Resumen de The inhomogeneous Cauchy-Riemann equation for weighted smooth vector-valued functions on strips with holes

Karsten Kruse

• This paper is dedicated to the question of surjectivity of the Cauchy-Riemann operator \overline{\partial } on spaces {\mathcal {E}}{\mathcal {V}}(\varOmega ,E) of {\mathcal {C}}^{\infty }-smooth vector-valued functions whose growth on strips along the real axis with holes K is induced by a family of continuous weights {\mathcal {V}}. Vector-valued means that these functions have values in a locally convex Hausdorff space E over {\mathbb {C}}. We derive a counterpart of the Grothendieck-Köthe-Silva duality {\mathcal {O}}({\mathbb {C}}\setminus K)/{\mathcal {O}}({\mathbb {C}})\cong {\mathscr {A}}(K) with non-empty compact K\subset {\mathbb {R}} for weighted holomorphic functions.

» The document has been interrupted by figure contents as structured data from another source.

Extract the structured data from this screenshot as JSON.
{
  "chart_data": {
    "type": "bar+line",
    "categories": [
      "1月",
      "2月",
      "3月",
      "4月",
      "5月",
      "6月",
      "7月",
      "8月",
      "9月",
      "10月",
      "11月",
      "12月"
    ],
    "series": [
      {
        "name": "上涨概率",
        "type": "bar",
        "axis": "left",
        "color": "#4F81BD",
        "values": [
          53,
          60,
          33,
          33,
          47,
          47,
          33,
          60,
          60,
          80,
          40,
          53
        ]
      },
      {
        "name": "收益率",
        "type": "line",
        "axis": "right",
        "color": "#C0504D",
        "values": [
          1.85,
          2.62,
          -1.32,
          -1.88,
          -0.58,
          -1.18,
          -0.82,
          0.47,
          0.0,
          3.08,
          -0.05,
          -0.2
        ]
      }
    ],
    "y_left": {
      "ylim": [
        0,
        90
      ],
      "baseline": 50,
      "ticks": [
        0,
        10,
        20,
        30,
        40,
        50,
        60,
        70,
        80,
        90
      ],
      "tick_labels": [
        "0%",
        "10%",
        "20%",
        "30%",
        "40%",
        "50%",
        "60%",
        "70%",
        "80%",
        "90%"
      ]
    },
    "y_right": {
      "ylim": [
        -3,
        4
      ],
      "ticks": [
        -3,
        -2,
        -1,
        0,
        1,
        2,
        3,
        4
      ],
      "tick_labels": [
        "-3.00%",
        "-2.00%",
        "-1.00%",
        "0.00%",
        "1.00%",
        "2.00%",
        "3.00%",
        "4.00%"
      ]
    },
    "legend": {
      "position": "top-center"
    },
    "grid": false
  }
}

We use this duality and splitting theory to prove the surjectivity of \overline{\partial }:{\mathcal {E}} {\mathcal {V}}(\varOmega ,E)\rightarrow {\mathcal {E}}{\mathcal {V}} (\varOmega ,E) for certain E. This solves the smooth (holomorphic, distributional) parameter dependence problem for the Cauchy-Riemann operator on {\mathcal {E}}{\mathcal {V}}(\varOmega ,{\mathbb {C}}).